When you look back on your childhood, doesn’t it seem as if summer was always a time of momentous changes? Your first time away from home? Winning a tennis tournament? A first romance?
Drew Robin Sole is 13 years old during the pivotal summer when she begins to think of herself and her world differently. The Summer I Learned to Fly by Dana Reinhardt unfolds like a poem, from Drew’s no-nonsense point of view. Except that she begins to indulge in a bit of nonsense—like riding a bike without a helmet and sneaking out of the house when she’s grounded. She also finds herself arguing with her mother, and she can’t figure out quite how it happens. She loves her mother. Yet Drew also needs to test out her own ideas about how things work.
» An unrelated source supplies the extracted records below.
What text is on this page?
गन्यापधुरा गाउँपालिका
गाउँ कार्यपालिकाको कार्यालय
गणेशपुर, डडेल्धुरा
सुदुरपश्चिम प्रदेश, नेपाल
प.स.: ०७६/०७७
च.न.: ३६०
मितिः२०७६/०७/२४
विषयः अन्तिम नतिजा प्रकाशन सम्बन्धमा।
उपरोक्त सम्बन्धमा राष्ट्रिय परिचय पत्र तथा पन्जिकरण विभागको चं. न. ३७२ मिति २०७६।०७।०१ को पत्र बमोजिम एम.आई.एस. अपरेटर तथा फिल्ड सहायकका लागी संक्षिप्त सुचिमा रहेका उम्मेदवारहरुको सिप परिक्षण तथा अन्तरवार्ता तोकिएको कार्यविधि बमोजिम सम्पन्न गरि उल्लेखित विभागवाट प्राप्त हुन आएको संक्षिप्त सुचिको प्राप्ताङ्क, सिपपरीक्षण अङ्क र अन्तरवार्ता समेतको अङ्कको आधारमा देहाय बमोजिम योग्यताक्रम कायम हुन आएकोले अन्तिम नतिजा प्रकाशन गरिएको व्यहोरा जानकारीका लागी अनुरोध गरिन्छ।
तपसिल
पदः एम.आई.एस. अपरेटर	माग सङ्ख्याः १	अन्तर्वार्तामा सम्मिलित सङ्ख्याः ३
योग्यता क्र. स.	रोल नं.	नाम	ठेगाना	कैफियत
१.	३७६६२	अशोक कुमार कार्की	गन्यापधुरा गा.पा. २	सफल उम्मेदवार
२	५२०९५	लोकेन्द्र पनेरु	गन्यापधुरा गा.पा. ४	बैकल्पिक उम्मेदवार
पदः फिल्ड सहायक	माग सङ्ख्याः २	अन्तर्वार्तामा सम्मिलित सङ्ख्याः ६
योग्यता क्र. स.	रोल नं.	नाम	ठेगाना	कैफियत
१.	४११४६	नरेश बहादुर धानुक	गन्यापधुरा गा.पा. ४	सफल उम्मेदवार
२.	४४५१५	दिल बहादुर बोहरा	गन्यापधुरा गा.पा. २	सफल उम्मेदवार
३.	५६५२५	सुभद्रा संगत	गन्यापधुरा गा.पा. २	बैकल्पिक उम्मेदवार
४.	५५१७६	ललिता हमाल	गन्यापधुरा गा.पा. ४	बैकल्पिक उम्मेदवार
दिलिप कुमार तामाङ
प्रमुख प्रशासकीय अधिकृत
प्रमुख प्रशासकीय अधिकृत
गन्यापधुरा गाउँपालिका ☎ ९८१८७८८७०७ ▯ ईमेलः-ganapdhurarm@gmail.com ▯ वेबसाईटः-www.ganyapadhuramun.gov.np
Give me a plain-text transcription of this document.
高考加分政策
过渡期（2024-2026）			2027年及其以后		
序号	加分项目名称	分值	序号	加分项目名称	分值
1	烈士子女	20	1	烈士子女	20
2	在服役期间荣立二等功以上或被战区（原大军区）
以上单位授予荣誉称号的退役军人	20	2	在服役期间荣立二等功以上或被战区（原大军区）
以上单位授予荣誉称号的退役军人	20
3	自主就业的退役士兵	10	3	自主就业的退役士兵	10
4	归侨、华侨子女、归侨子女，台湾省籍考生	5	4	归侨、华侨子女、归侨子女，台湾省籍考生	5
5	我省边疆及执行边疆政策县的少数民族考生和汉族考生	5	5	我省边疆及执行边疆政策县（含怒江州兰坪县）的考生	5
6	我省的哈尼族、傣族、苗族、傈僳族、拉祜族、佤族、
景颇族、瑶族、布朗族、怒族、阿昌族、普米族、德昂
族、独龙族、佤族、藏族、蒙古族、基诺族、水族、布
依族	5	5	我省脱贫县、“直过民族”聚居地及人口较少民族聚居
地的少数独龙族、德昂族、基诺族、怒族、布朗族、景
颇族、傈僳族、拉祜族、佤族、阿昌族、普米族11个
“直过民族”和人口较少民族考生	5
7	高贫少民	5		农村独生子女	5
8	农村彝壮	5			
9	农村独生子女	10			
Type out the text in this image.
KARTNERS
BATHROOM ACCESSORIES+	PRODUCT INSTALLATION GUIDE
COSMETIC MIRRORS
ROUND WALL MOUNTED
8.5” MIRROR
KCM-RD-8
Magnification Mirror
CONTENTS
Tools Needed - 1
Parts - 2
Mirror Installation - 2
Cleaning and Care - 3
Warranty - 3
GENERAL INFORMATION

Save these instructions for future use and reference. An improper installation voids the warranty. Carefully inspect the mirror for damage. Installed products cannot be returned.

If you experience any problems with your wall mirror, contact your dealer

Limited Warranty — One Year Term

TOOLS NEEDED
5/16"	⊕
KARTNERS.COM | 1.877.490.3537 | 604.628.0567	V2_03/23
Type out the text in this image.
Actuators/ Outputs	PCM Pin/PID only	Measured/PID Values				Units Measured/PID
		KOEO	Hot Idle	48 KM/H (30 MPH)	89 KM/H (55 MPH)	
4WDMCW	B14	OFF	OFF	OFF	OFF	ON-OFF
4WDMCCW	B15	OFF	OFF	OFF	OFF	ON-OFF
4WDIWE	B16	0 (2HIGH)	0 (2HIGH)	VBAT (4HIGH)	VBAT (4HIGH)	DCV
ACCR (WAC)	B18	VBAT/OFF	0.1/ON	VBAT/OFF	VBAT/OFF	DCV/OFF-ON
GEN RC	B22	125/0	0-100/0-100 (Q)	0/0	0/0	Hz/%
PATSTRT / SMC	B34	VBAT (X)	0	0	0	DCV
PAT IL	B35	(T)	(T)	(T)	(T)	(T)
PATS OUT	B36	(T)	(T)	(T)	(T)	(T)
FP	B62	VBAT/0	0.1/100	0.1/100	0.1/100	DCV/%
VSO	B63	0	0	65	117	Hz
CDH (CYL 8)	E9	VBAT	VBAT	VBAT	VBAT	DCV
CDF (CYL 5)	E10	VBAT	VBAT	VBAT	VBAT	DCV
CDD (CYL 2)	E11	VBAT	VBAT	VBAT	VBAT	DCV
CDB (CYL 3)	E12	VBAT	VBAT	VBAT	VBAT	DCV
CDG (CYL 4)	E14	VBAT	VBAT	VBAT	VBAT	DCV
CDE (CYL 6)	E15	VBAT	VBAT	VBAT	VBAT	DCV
And then there's Emmett Crane, who eats the cheese she leaves on the dumpster behind her mother's Cheese Shop, and shows her things and people in her community she never knew existed. This is not a romance, though maybe there are feelings stirring there. Mostly it’s the story of a boy and girl building a tenuous trust that blossoms into friendship—with a few missteps along the way.
Almost everyone in the book is in transition in some way—Drew’s mother; Nick, a handsome employee in her mother’s cheese shop; Emmett and the friends to whom he introduces Drew. And each touches Drew in ways large and small that ripple through her. By summer’s end, she emerges as a bigger person with richer life experiences for having tested her wings.